# Toro Carb rebuild on Suzuki 47PS5-5 Engine



## Cobrargc (Feb 15, 2009)

Hello everyone. I have rebuilt many small engine carbs. This one looks to be a challenge. It's off a Toro CCR200 snow thrower with a Susuki 47PS5-5 engine. Parts diagrams show it to be a float style carb. How difficult are these carbs to rebuild? I'm used to B&S or Tecumseh kits that are available for under $15. The kit for this carb is over $50. How complete are these kits? Do they include the carb to intake gasket? Anything I need to be aware of before tearing into it? Thanks in advance!


----------



## 30yearTech (Sep 14, 2006)

I don't think that they are any more difficult than any other brands of carburetors to work on. Since the parts are so expensive for them, I rarely kit them unless it's absolutely needed. I usually just clean them up, being very careful not to destroy any parts when tearing down the carburetor.


----------



## Cobrargc (Feb 15, 2009)

Thanks for the info. Does this carb use a conventional rubber seat or rubber tipped needle? Is the float adjustable? I can't find a whole lot of information on servicing this carb. 

The problem with the snow thrower appears like fuel starvation. The unit starts up pretty well. However, the engine stall after about 15 minutes of throwing snow. It also tends to die if it idles for an extended time. 

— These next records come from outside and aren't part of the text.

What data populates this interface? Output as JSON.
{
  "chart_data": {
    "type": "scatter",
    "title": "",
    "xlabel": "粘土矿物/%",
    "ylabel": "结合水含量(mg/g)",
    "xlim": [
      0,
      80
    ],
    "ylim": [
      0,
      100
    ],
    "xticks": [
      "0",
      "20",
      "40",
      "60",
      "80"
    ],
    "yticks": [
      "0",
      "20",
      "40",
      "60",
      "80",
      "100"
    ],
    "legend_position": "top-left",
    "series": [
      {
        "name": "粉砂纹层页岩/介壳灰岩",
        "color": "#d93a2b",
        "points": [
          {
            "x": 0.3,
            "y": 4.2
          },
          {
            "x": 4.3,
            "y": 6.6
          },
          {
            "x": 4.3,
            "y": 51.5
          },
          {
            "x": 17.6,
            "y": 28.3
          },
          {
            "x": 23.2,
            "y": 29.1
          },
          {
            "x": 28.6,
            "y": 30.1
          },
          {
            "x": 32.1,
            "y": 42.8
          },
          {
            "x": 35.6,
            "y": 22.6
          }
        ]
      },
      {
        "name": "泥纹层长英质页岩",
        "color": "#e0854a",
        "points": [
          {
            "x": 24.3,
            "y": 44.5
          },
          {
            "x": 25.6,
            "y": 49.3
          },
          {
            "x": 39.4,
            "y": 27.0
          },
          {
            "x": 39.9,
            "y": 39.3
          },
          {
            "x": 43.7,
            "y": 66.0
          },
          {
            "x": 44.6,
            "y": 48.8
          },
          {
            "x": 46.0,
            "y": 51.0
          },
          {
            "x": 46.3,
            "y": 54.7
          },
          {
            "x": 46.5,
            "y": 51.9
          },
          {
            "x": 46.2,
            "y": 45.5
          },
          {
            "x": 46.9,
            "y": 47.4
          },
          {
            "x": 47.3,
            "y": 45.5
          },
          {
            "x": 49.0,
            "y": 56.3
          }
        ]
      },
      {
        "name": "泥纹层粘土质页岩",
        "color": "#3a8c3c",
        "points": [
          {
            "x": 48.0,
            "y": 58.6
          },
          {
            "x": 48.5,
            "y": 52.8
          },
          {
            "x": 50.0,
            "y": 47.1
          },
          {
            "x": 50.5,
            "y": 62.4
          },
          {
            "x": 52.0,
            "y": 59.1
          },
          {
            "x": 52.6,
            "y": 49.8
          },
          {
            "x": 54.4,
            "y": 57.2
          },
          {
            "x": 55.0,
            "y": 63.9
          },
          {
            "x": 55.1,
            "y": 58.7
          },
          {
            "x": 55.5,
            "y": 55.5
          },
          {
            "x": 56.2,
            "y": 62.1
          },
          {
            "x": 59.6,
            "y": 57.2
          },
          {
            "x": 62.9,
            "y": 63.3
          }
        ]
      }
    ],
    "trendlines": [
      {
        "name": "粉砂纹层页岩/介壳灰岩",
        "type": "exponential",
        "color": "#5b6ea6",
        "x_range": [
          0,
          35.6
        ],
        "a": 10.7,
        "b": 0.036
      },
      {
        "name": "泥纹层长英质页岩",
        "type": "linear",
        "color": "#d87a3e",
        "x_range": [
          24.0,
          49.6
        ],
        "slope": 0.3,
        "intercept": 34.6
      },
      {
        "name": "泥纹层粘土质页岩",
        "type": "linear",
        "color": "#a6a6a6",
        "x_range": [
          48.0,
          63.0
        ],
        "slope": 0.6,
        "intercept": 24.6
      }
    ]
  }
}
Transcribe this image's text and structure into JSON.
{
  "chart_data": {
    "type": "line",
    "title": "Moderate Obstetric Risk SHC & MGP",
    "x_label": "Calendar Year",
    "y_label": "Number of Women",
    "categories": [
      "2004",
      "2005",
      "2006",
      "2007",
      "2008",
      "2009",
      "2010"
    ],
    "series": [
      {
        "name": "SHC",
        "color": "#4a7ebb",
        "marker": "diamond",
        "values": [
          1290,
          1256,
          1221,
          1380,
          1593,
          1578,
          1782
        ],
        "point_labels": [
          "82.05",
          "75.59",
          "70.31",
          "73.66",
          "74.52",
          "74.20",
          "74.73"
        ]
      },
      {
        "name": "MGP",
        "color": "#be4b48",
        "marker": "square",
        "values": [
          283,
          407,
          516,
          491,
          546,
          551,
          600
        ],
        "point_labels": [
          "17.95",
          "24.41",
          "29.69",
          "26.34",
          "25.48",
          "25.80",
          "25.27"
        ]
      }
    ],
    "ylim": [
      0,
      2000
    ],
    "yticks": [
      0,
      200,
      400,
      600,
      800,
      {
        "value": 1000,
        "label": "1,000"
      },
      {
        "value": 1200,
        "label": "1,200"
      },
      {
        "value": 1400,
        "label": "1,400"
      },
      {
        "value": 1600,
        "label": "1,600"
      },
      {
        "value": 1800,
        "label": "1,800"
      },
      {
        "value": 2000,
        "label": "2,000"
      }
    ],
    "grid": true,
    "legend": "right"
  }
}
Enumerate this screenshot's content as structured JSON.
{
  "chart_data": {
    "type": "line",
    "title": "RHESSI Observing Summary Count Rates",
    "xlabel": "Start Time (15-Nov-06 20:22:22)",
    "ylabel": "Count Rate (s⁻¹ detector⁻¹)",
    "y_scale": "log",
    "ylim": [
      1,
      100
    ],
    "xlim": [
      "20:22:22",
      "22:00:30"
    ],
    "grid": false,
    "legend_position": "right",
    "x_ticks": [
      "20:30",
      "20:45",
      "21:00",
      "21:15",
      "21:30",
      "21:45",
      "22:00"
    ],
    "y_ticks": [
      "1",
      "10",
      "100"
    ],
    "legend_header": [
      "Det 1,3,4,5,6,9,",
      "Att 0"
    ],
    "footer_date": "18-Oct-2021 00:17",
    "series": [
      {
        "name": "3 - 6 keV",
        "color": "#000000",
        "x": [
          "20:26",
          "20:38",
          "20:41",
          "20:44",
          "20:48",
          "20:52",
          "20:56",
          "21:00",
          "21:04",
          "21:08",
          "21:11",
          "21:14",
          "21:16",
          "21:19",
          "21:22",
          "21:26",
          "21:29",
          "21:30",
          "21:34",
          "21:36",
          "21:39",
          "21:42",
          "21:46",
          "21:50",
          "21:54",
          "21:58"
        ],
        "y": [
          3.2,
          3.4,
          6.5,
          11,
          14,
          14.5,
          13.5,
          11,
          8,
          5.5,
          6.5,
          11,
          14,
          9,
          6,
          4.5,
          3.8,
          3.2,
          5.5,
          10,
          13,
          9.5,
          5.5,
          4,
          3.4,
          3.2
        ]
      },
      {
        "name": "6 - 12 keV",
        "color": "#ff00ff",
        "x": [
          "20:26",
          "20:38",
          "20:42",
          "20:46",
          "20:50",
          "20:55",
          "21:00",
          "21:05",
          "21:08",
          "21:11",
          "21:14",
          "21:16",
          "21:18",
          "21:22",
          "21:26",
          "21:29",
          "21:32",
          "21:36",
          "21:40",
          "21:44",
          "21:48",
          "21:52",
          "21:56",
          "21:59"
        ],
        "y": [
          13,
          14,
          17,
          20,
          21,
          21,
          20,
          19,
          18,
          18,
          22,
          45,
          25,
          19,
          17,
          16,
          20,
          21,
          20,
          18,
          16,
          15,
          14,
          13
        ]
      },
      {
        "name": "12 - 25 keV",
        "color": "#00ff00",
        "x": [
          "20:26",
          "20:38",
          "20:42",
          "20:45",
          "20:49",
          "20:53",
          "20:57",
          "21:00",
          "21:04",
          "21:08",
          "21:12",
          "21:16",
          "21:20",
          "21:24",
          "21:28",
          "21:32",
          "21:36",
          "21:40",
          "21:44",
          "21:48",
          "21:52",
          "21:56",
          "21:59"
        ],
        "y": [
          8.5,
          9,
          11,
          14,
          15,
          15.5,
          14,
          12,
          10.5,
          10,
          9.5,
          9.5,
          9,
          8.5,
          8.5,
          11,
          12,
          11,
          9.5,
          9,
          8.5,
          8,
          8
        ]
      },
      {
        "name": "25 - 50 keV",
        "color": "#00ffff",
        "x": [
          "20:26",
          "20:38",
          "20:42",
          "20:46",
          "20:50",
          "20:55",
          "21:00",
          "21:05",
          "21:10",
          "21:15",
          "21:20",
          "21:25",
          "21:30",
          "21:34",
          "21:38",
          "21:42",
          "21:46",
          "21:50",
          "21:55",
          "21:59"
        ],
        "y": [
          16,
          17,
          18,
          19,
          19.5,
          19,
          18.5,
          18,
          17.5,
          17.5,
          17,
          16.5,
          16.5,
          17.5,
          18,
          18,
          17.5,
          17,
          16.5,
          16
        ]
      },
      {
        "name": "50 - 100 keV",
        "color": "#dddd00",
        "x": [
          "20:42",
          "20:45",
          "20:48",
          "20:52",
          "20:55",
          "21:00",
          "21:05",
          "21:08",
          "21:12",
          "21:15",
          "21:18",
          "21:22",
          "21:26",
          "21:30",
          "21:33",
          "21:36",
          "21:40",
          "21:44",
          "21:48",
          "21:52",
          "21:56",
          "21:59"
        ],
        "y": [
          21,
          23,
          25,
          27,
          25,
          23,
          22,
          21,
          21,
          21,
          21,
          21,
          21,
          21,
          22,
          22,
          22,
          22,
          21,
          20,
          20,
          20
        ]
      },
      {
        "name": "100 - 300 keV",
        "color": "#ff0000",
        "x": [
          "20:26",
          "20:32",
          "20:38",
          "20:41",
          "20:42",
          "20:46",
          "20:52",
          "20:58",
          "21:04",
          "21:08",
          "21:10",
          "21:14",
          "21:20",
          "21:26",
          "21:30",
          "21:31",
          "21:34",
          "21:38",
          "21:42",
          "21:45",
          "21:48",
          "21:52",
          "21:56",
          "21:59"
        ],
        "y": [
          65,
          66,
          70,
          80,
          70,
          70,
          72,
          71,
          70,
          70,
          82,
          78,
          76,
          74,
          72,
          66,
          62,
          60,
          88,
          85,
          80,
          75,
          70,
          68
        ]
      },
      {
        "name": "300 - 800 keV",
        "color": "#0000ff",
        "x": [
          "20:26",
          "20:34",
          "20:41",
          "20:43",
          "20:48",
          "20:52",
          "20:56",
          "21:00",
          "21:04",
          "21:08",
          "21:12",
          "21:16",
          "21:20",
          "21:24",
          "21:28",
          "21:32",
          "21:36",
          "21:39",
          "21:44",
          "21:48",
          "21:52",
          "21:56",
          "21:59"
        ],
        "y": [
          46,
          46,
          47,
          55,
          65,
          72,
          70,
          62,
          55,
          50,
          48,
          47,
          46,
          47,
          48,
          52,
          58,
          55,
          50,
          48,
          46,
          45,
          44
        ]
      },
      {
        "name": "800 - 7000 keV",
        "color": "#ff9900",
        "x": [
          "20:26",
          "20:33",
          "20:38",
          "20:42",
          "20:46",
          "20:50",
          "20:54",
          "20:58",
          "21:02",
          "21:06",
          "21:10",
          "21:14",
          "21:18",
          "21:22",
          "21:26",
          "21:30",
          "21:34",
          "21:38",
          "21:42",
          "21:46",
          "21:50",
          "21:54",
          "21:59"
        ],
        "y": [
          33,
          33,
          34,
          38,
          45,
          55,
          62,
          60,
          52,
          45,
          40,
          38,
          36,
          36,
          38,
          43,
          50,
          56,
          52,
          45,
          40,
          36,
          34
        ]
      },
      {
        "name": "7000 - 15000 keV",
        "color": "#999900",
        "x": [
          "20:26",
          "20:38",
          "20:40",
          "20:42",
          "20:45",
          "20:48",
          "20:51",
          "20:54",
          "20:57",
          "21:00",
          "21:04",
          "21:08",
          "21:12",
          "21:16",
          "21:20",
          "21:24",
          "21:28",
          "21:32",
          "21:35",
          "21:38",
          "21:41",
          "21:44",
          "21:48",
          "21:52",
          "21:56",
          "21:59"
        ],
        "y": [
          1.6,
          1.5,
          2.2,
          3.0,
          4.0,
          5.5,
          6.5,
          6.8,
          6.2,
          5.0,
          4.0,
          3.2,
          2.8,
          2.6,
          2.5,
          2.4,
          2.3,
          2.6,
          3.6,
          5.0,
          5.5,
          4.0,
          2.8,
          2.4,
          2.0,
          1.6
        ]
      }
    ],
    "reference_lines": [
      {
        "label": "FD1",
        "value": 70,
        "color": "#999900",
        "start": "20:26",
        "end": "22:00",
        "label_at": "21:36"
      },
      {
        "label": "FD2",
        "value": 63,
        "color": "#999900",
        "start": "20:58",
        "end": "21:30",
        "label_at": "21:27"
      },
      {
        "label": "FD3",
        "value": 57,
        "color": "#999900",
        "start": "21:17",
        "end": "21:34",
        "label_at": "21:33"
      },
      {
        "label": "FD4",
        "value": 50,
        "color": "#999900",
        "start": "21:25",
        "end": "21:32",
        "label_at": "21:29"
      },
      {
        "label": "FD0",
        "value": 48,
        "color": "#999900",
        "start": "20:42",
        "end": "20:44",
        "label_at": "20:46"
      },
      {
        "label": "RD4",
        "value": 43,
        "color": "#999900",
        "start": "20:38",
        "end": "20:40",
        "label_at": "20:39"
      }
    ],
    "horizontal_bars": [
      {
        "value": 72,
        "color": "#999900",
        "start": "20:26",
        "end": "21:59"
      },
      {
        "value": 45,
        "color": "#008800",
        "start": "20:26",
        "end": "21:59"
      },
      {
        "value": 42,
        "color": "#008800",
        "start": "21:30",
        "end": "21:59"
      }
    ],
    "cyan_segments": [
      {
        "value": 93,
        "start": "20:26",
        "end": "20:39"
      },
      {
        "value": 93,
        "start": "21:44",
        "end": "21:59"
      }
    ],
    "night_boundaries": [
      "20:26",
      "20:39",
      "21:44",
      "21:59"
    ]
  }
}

I've taken the bowl off. It was surprisingly clean inside. I sprayed carb cleaner into the carb through the fuel inlet, primer inlet and sprayed around the float as it was hanging (carb still mounted to the engine). Hopefully the cleaner didn't hurt the seat. I then gently blew out the passages as best I could. I was hoping the carb would have had a conventional bowl nut, so I could have cleaned the jet. 

Any ideas??


----------



## 30yearTech (Sep 14, 2006)

Depending upon the specific carburetor used, your needle may be solid or rubber tipped. If it runs alright for 15 minutes then it may not be a carburetor problem. It could be the fuel tank vent either in the fuel cap or tank itself, causing a vacuum to build and fuel to stop flowing. Try running with the fuel cap loose and see if this corrects the problem.


----------



## Cobrargc (Feb 15, 2009)

Thanks. I didn't even think about the tank vent. It makes sense. I'll give that a look.


----------